The good news is that the township never spent the money and is prepared to refund up to $13,000, plus interest, to each of 150 businesses, officials said Thursday.

"We're ready to send the checks as soon as possible," lawyer William Casey said. "We'll be glad to get rid of that escrow account. It was a pain."

The Pennsylvania Supreme Court ruled Tuesday that a flat $2,600-a-year tax on businesses that grossed more than $1 million violated state law.

A flat, or fixed, business tax is legal, but not a tax based on gross revenue. By setting the $1 million minimum to exclude smaller businesses, Warrington made the tax illegal, the court ruled.

Warrington started collecting the tax in 2008 to overcome a $400,000 budget shortfall.

Businesses challenged the tax. "Some paid it and some didn't," Casey said.

So the township put the money aside and "balanced the budget in other ways," he said.

The tax was designed to help cover the demands of "big box" businesses on police coverage and other township services. But it also hit small and medium-size businesses, such as card shops, landscapers, dry cleaners, and beer distributors.

"Funeral homes take in a lot of money," Casey said.

The tax "was the same for small companies as for the mega-businesses like Lowe's," said Greg Heller, owner of Heller's Seafood Market on Easton Road for 35 years. "That's close to $3,000, and it makes it hard to compete with the big mercantile companies."

Heller was one of 27 business owners to challenge the tax in Bucks County Court and Commonwealth Court, which both supported it, and the state Supreme Court, which ruled, 6-0, against it.

The township is waiting for an order from Commonwealth Court before it starts mailing refund checks to the 150 businesses, representing about 15 percent of Warrington's businesses, Township Manager Timothy Tieperman said.

Meanwhile, officials are "trying to get a handle on the amount" of the refunds, since some of the businesses have not been operating the entire time, Tieperman said.

For a company such as Heller's, which paid the tax for five years, the refund would be about $13,000, he said.

"I have no idea what the interest will be, but it's not a lot of money," Tieperman said. "The interest rate was probably less than 1 percent."

He could not say how the money would be handled for businesses that have closed.

Besides losing the more than $1 million, the township paid from $40,000 to $50,000 in tax-collection fees that cannot be recouped, plus thousands of dollars in legal fees, he said.

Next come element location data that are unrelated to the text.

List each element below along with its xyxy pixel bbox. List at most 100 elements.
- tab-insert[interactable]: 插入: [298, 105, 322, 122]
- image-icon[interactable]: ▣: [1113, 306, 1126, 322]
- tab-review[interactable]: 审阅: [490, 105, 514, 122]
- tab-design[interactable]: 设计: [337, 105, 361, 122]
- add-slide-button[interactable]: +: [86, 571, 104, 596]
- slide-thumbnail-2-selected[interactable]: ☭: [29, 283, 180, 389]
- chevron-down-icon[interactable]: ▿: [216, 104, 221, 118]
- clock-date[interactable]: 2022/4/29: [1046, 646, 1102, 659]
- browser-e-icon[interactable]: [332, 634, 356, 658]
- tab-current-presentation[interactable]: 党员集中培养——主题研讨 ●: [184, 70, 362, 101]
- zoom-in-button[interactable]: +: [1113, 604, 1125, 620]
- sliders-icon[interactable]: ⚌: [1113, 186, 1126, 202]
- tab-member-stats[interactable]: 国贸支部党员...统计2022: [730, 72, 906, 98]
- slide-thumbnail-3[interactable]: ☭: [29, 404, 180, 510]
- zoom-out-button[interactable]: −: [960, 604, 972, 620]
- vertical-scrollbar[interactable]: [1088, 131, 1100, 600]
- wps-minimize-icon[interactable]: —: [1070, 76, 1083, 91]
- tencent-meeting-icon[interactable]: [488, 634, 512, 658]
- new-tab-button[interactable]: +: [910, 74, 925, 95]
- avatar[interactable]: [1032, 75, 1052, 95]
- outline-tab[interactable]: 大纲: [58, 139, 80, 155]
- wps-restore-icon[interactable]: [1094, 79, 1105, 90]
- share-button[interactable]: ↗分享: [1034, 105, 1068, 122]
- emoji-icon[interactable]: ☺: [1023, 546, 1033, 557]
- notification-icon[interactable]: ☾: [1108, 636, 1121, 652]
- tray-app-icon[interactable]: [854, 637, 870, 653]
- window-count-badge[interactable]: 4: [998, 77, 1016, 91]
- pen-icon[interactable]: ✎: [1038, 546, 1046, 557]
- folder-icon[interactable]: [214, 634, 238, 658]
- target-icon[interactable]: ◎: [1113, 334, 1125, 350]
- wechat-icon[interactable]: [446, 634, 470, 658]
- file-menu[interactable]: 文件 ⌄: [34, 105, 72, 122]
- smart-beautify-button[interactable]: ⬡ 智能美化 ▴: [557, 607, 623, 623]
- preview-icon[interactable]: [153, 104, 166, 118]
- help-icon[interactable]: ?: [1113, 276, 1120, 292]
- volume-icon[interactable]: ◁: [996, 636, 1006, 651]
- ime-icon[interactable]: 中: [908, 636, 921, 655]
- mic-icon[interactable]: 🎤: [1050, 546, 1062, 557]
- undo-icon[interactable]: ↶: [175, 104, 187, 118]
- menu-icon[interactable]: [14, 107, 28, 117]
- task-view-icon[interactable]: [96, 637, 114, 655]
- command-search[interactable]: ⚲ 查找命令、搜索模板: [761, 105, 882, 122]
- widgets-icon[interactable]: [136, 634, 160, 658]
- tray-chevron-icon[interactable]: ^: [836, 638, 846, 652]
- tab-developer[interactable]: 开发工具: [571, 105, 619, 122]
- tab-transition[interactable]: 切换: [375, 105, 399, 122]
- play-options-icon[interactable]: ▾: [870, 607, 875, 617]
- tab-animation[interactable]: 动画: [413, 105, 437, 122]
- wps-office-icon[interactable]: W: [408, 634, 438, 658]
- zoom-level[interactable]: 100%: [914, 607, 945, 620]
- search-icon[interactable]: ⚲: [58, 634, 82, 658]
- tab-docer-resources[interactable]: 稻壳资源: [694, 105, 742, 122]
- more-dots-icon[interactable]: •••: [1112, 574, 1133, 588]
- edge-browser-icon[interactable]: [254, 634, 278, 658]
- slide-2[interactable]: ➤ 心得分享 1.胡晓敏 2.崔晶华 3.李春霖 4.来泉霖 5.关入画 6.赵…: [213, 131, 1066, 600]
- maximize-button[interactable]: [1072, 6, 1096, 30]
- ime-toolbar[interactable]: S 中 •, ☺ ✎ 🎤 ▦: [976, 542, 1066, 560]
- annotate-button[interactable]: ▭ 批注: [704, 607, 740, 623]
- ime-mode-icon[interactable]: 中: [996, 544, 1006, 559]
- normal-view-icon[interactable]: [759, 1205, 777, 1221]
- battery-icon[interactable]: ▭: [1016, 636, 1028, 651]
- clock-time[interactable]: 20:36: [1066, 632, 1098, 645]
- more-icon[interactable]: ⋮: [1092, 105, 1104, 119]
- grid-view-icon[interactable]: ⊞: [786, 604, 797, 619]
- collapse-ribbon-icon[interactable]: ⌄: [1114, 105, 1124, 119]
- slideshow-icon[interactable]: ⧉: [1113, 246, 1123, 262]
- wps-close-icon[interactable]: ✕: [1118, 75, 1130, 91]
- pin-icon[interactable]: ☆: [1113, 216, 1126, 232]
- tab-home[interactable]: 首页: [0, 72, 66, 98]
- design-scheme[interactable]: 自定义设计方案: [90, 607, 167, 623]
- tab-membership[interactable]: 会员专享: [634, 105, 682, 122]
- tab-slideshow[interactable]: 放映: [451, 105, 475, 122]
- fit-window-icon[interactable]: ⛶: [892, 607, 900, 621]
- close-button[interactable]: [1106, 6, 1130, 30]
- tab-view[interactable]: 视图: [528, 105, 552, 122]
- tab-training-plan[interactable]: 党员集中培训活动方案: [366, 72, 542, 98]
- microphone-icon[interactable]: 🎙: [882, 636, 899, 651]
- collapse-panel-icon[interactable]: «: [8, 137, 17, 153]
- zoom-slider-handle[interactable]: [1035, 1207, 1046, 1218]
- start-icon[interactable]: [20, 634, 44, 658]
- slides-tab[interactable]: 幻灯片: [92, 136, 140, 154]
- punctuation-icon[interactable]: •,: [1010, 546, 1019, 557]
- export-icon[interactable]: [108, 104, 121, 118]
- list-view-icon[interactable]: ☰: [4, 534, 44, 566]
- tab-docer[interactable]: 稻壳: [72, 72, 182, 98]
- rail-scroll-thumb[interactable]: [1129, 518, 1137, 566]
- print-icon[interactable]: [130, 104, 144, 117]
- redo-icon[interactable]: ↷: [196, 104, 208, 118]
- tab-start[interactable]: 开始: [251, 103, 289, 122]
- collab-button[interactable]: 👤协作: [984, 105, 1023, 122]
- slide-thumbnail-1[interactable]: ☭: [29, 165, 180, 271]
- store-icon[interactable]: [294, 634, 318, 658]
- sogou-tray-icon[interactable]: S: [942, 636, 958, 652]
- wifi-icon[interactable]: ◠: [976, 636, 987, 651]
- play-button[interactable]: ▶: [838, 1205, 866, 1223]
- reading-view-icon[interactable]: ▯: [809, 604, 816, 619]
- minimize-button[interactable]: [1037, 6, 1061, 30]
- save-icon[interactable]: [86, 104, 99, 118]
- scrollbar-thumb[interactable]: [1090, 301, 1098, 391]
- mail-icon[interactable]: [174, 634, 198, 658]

Officials had been thinking of raising the minimum if the tax was approved, Casey said. "A lot of towns would have followed suit if it was upheld."

The ruling needs to be studied before officials can consider their options, Tieperman said. Next year's $1.6 million budget, which was adopted Wednesday, does not include revenue from the tax.

The ruling was issued more than two years after the state Supreme Court heard arguments on Nov. 30, 2010.

"They can rule at any time," Casey said. "We thought it fell behind a cabinet."